In the end, our stories are not best told about what we have experienced as much as in hard choices that have been made. Miller suggests that if it won’t work in a story, it won’t work in life. He encourages the reader to examine their whole life as a well constructed narrative. “Once you know what it takes to live a better story, you don’t have a choice. Not living a better story would be like deciding to die, deciding to walk around numb until you die, and it’s not natural to want to die.”
I also recently read The Audacity to Win, written by David Plouffe, campaign manager for Barack Obama’s primary and general election victories in 2008. Politics aside, one does have to take note of a campaign that became a movement rewriting the rules and expectations of the game.

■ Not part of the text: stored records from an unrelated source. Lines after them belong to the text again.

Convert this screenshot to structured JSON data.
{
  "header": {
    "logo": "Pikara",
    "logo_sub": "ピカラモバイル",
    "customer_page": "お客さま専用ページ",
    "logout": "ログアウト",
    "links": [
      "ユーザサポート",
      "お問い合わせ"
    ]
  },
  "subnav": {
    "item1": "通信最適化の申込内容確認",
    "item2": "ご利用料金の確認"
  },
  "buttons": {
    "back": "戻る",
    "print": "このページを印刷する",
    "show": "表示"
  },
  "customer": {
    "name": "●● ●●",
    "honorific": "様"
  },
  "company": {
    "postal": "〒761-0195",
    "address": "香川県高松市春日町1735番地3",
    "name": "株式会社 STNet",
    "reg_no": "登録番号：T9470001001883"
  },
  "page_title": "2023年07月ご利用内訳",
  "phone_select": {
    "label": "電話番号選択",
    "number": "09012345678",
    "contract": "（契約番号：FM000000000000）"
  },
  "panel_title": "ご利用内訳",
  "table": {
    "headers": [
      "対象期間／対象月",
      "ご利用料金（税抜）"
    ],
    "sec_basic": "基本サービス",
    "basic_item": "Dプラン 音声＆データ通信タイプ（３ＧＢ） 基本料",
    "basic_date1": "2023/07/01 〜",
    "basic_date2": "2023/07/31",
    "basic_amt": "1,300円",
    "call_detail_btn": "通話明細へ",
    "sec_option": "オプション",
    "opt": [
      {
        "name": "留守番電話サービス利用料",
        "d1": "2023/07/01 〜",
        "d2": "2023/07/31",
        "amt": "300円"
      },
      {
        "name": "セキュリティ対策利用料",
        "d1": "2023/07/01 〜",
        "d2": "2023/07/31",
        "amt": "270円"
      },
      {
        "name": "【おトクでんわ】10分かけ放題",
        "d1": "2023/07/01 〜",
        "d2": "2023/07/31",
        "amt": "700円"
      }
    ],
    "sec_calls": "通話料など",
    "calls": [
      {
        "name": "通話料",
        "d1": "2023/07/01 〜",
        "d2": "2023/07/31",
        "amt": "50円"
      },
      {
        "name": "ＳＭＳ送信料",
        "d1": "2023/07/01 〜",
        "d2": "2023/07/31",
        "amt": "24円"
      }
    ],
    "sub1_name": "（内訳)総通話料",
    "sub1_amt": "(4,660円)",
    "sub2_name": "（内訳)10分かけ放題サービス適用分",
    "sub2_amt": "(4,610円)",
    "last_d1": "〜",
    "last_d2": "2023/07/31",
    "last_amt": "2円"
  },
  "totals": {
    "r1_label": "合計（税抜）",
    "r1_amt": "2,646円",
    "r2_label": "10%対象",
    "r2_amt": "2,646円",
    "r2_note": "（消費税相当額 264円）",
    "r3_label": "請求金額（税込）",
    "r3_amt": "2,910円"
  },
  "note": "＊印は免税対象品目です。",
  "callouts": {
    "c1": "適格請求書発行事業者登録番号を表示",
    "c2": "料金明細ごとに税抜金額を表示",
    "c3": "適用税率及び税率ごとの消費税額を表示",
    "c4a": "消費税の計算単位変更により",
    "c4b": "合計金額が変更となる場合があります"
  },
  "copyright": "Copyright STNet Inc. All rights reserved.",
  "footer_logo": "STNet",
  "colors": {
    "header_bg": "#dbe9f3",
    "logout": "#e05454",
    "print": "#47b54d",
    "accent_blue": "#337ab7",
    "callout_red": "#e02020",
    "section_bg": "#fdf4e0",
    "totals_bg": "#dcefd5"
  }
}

In telling of the preparations for the Iowa caucuses, Plouffe acknowledges the servant leadership example of Paul Tewes who “established a motto for our field staff philosophy. ‘Respect. Empower. Include.’ We wanted to be the nicest, most attentive, and most creative staff in the field.” Contrary to the methods of most national races experienced locally, volunteers were not treated as if they were to serve the professionals in headquarters, but “in many ways, they would be the embodiment of the campaigns.
Finally, I pulled Horizons & Hopes: The Future of Religious Education off my shelf recently. One story in there has my attention:
There was this artist marooned on an island for years. Her prized possession was a sculpture that she had created by collecting bits of metal found on the island. In the process of shaping the work she had grown in her understanding of the sculpting process, of herself as an artist and a person, and of the way in which art gives expression to beauty and truth. Although she is very proud of her creation, she also realizes that she has grown beyond it – both as an artist and as a person. She is confident that her new work of art will express new depth and challenge her even further in her work and her life.
So she goes in search of more metal. She scours the island and is disappointed to discover that there is no more metal to be found. She realizes that she can only give expression to her new insights, her new creative movement, by melting down and remolding the first creation.
How does the story end? However it ends does say something about the artist, does it not?